Kurt Saindon is just as familiar with humor as he is with sleeping outside. From his sales point along Tom McCall Waterfront Park, he peppers passersby with an assortment of jokes. His goofy antics are part of his pitch to sell Street Roots newspaper, because, he says, he prefers his customers to be at leisure as he enthusiastically engages with them about the content of the paper and the joys of being a human. Spend time around Kurt and you will immediately become aware of the good-natured charisma that he brings to every conversation.
Kurt’s experience with homelessness began after being released from the military. He was prescribed an array of medications for his PTSD.
“The only difference between the addicts on the street and me was I had a prescription. I was a legitimate walking dope addict.” Kurt then went on a spiritual journey to rid himself of the numbness prescription opiates often bring. He started working for the street newspaper in Colorado and then was employed by the Colorado State Hospital as peer support, transitioning patients as they left the facility. He left Colorado’s cold weather to seek a similar peer support position at the Oregon State Hospital. He needs to volunteer there for 30 days and in the meantime is working with Street Roots to sustain his living. “This paper truly helps people transition; I’ve already seen it in the short time that I’ve been here”

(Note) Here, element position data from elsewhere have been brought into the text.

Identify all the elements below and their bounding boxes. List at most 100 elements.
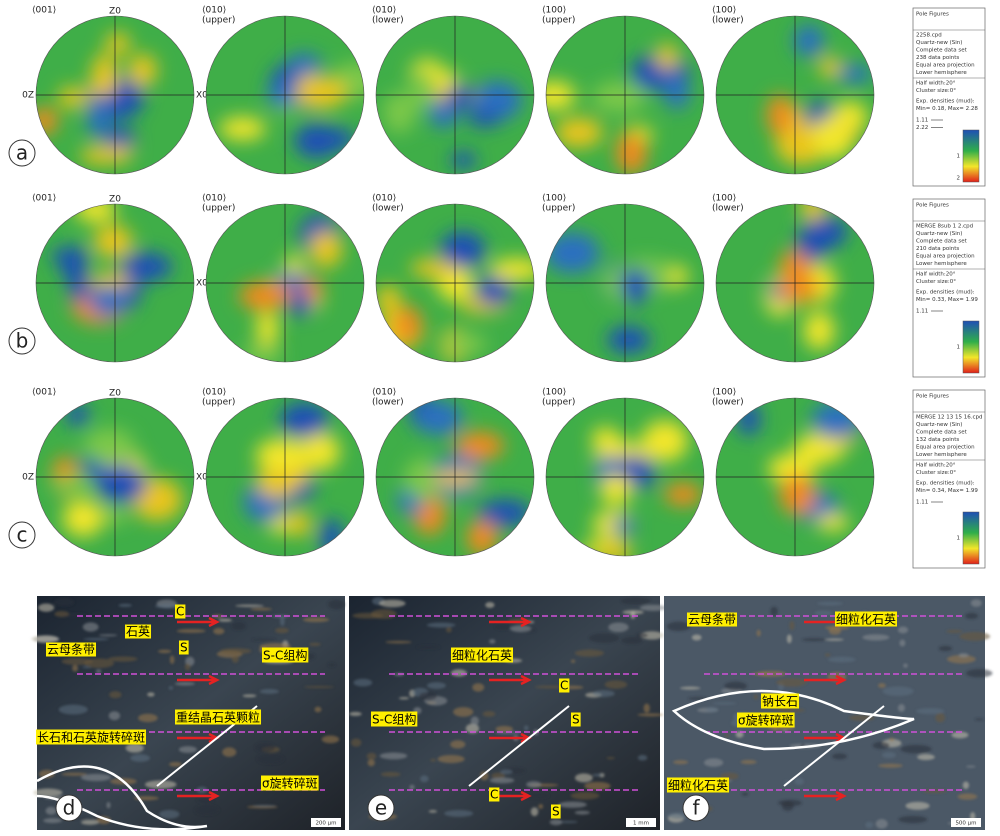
legend-density: Min= 0.34, Max= 1.99 (916, 488, 978, 494)
pf-blob (778, 276, 820, 302)
legend-param: Half width:20° (916, 272, 956, 278)
grain (472, 683, 485, 692)
grain (379, 599, 406, 608)
grain (176, 628, 206, 633)
grain (157, 649, 172, 654)
grain (917, 754, 935, 761)
pf-blob (51, 246, 90, 266)
grain (252, 804, 277, 808)
grain (526, 781, 542, 788)
panel-circle (367, 794, 395, 822)
annotation: C (560, 679, 568, 693)
legend-title: Pole Figures (916, 394, 949, 400)
pf-title: ⟨010⟩ (202, 194, 226, 204)
pf-blob (800, 204, 826, 222)
pf-blob (288, 291, 313, 317)
pf-blob (279, 402, 329, 438)
legend-box: Pole Figures MERGE 8sub 1 2.cpdQuartz-new… (912, 198, 986, 378)
pf-blob (105, 32, 131, 55)
legend-info: Lower hemisphere (916, 452, 967, 458)
grain (832, 753, 847, 760)
annotation-bg (489, 787, 500, 802)
grain (33, 788, 63, 797)
grain (703, 758, 724, 767)
legend-info: Equal area projection (916, 254, 975, 260)
annotation: σ旋转碎斑 (262, 776, 318, 791)
pf-blob (91, 53, 118, 98)
shear-arrow (177, 674, 220, 686)
grain (862, 634, 890, 641)
grain (789, 620, 795, 631)
grain (31, 635, 59, 643)
pf-blob (219, 116, 266, 141)
grain (828, 627, 842, 635)
legend-title: Pole Figures (916, 203, 949, 209)
annotation-bg (175, 604, 186, 619)
grain (453, 707, 474, 717)
grain (169, 655, 175, 665)
legend-info: 2258.cpd (916, 33, 942, 39)
pf-blobs (764, 204, 848, 350)
porphyroclast (36, 765, 208, 831)
pf-blob (837, 64, 873, 83)
annotation: 石英 (126, 625, 150, 639)
pf-blobs (737, 401, 861, 531)
grain (740, 759, 757, 765)
annotation: 钠长石 (762, 694, 798, 709)
annotation: 长石和石英旋转碎斑 (37, 730, 145, 745)
annotation-bg (835, 611, 898, 627)
pf-blob (664, 483, 702, 506)
pf-blob (615, 132, 647, 174)
pf-subtitle: (lower) (372, 204, 404, 214)
grain (794, 778, 805, 785)
grain (428, 810, 438, 813)
grain (735, 731, 744, 738)
pf-blob (450, 151, 477, 169)
shear-arrow (177, 616, 220, 628)
grain (380, 771, 401, 777)
grain (159, 809, 180, 819)
axis-label: 0Z (22, 473, 34, 483)
grain (958, 653, 969, 658)
grain (549, 819, 563, 826)
pf-blob (51, 475, 96, 494)
legend-density: Min= 0.18, Max= 2.28 (916, 106, 978, 112)
grain (530, 807, 539, 817)
grain (254, 742, 275, 753)
grain (38, 603, 55, 612)
axis-label: 0Z (22, 91, 34, 101)
pf-blob (415, 400, 463, 436)
annotation: S (552, 805, 560, 819)
grain (724, 681, 747, 691)
grain (235, 604, 264, 607)
annotation-bg (667, 777, 730, 793)
pf-blob (610, 517, 636, 535)
annotation-bg (175, 709, 262, 725)
annotation-bg (262, 647, 309, 663)
legend-info: Lower hemisphere (916, 70, 967, 76)
grain (489, 777, 515, 784)
grain (962, 781, 970, 790)
grain (430, 758, 437, 762)
panel-circle (682, 794, 710, 822)
legend-density: Exp. densities (mud): (916, 290, 975, 296)
shear-plane (783, 705, 885, 787)
grain (897, 626, 909, 634)
pf-blob (121, 253, 151, 277)
grain (251, 638, 276, 641)
pf-title: ⟨010⟩ (372, 388, 396, 398)
grain (256, 754, 285, 764)
grain (61, 772, 88, 776)
grain (756, 629, 761, 637)
grain (38, 769, 55, 779)
pf-blob (96, 464, 147, 504)
pf-blob (376, 284, 401, 315)
grain (82, 622, 99, 632)
grain (558, 801, 587, 808)
axis-label: X0 (196, 473, 208, 483)
grain (480, 771, 489, 781)
pf-subtitle: (lower) (712, 398, 744, 408)
pf-blob (309, 230, 343, 268)
panel-circle (55, 794, 83, 822)
pf-blobs (51, 403, 183, 537)
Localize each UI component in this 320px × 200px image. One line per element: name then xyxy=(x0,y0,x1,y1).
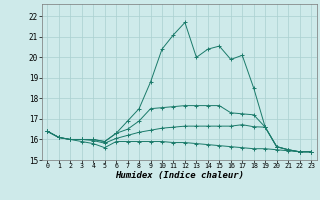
X-axis label: Humidex (Indice chaleur): Humidex (Indice chaleur) xyxy=(115,171,244,180)
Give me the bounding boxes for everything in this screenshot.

Kurt says humor “takes some of the sting away” from the stigma of not having a home. “I just want to say thank you for all of the random acts of kindness along the way.” If you ever spend a few moments with Kurt, you are sure to be a recipient of some of this kindness.
“This community fooled me, I’m so used to the government and churches being the ones to take care of those struggling with homelessness, Portland is not like that. This community takes care of this community.”